Saúde, qualidade de vida e convivência estão ganhando espaço entre os fatores que influenciam a escolha de um imóvel.
O mercado imobiliário está passando por uma transformação silenciosa. O imóvel deixou de ser visto apenas como um espaço para morar e começa a incorporar uma preocupação cada vez maior com saúde, bem-estar e qualidade de vida.
Segundo levantamento citado pelo Global Wellness Institute, o mercado imobiliário voltado ao bem-estar deve ultrapassar US$ 1 trilhão até 2029, o equivalente a aproximadamente R$ 4,89 trilhões.
A mudança também aparece no comportamento dos consumidores. De acordo com a pesquisa apresentada pela Band, 60% dos compradores consideram o bem-estar um fator determinante na escolha de uma nova residência.
Na prática, isso significa que características como áreas verdes, iluminação natural, ventilação, espaços para atividade física, convivência e ambientes destinados ao relaxamento passam a ter um peso maior na decisão de compra.

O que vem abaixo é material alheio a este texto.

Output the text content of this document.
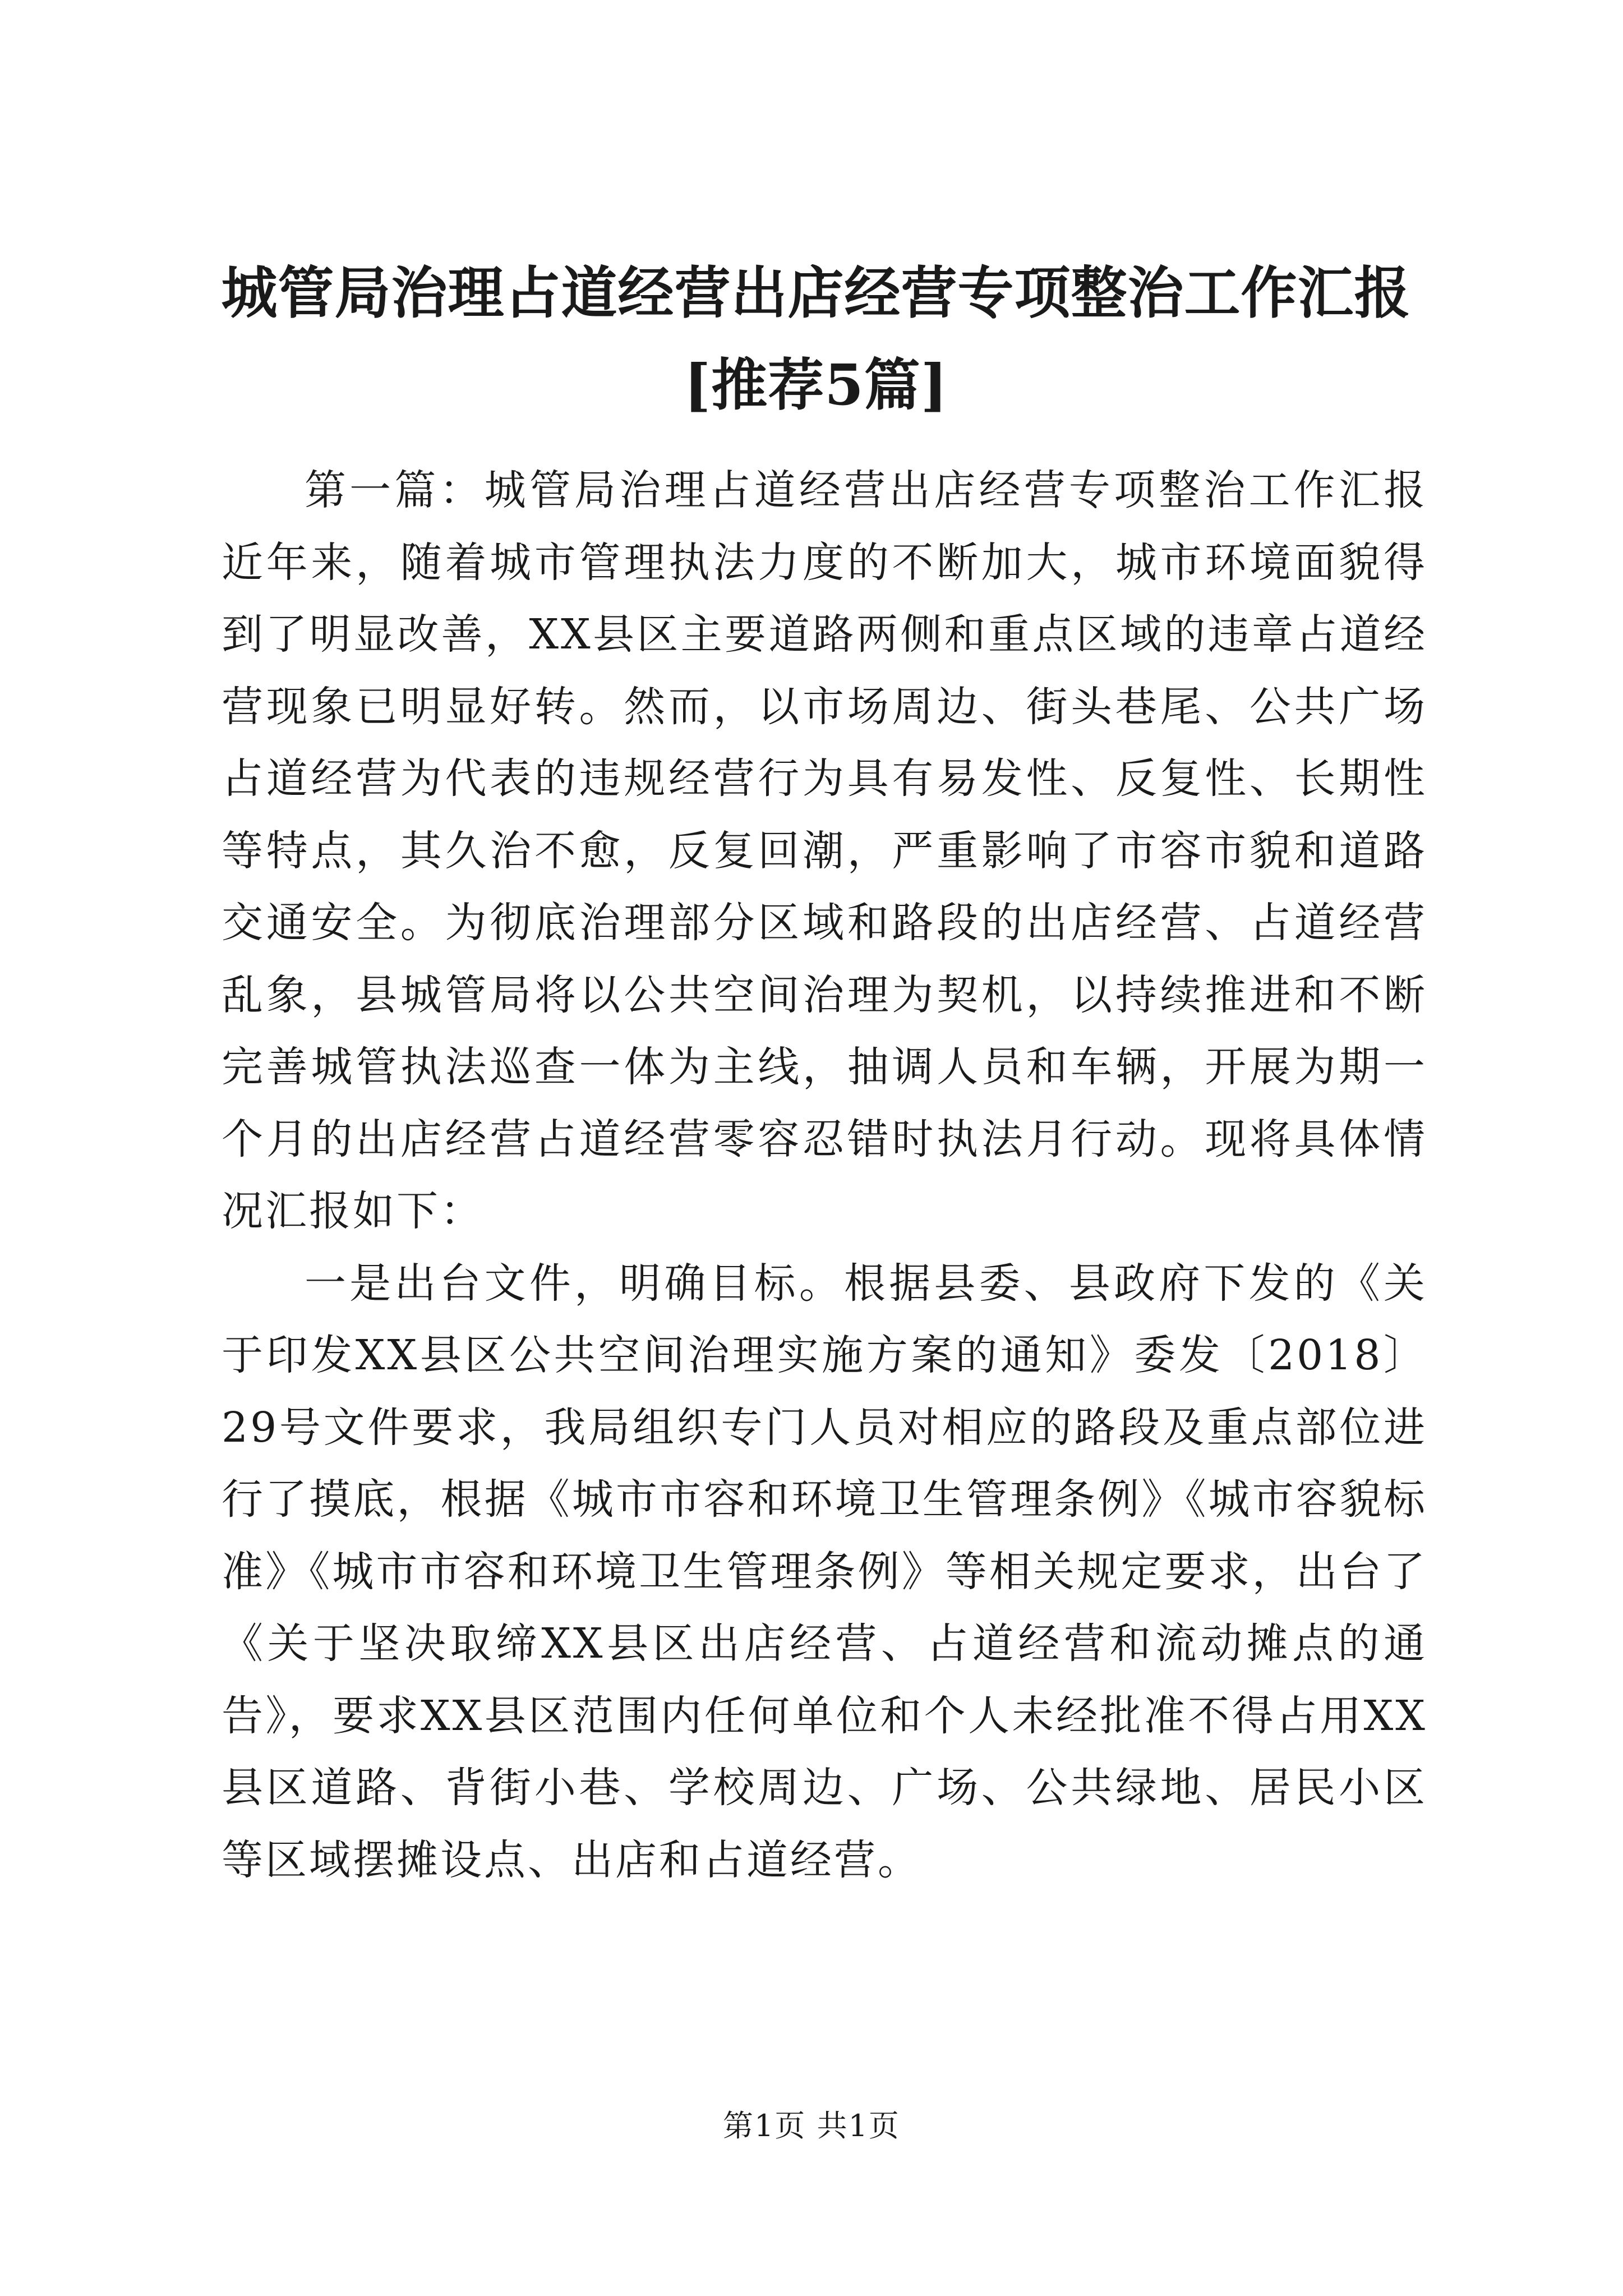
城管局治理占道经营出店经营专项整治工作汇报[推荐5篇]

第一篇：城管局治理占道经营出店经营专项整治工作汇报近年来，随着城市管理执法力度的不断加大，城市环境面貌得到了明显改善，XX县区主要道路两侧和重点区域的违章占道经营现象已明显好转。然而，以市场周边、街头巷尾、公共广场占道经营为代表的违规经营行为具有易发性、反复性、长期性等特点，其久治不愈，反复回潮，严重影响了市容市貌和道路交通安全。为彻底治理部分区域和路段的出店经营、占道经营乱象，县城管局将以公共空间治理为契机，以持续推进和不断完善城管执法巡查一体为主线，抽调人员和车辆，开展为期一个月的出店经营占道经营零容忍错时执法月行动。现将具体情况汇报如下：

一是出台文件，明确目标。根据县委、县政府下发的《关于印发XX县区公共空间治理实施方案的通知》委发〔2018〕29号文件要求，我局组织专门人员对相应的路段及重点部位进行了摸底，根据《城市市容和环境卫生管理条例》《城市容貌标准》《城市市容和环境卫生管理条例》等相关规定要求，出台了《关于坚决取缔XX县区出店经营、占道经营和流动摊点的通告》，要求XX县区范围内任何单位和个人未经批准不得占用XX县区道路、背街小巷、学校周边、广场、公共绿地、居民小区等区域摆摊设点、出店和占道经营。

第1页 共1页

Morar também é cuidar da saúde
A relação entre moradia e saúde não se limita à arquitetura.
Estudos internacionais citados na reportagem apontam benefícios associados à prática regular de atividades físicas, incluindo a redução de riscos relacionados a doenças cardiovasculares, câncer, diabetes, depressão e demência.

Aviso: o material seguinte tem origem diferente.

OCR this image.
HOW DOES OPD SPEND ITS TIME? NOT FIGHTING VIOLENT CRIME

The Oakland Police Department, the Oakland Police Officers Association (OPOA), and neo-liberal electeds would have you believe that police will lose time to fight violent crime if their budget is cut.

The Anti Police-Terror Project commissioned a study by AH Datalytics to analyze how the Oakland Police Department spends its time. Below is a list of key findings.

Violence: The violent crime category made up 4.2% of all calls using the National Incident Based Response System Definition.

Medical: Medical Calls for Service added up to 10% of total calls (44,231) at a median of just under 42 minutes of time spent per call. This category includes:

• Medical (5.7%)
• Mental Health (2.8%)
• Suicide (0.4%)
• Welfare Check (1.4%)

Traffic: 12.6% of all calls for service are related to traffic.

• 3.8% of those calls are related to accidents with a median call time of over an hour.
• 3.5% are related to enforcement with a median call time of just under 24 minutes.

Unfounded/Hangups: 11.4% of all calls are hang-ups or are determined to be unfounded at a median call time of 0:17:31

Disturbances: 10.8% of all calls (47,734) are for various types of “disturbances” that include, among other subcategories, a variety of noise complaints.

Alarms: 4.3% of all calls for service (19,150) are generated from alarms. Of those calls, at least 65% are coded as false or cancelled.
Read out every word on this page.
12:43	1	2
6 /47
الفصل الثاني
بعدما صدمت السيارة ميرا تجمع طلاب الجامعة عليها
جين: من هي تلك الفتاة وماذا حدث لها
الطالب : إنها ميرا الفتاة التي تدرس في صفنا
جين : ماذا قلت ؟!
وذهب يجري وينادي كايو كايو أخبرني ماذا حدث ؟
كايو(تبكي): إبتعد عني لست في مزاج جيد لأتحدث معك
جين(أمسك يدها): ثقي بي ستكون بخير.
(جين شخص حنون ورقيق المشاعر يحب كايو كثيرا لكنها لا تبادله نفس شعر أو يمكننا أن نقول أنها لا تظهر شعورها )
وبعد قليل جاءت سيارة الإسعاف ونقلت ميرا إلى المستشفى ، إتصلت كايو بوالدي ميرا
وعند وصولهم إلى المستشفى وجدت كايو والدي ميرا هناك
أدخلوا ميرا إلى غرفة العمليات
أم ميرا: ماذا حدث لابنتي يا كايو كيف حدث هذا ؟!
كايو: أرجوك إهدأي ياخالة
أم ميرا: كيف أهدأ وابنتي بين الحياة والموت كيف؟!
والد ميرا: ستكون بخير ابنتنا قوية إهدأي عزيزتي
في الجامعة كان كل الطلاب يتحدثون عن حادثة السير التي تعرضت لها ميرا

Por isso, condomínios começam a incorporar estruturas que antes eram vistas apenas como itens de lazer.
Quadras de tênis, beach tennis, padel e pickleball, por exemplo, ganham importância não apenas pela prática esportiva, mas também pela possibilidade de criar encontros e fortalecer a convivência entre moradores.
A lógica é simples: quanto mais fácil for praticar uma atividade dentro do próprio ambiente residencial, maior pode ser a facilidade de transformar saúde e movimento em hábitos cotidianos.
A nova geração de empreendimentos
Essa mudança já influencia projetos imobiliários de alto padrão.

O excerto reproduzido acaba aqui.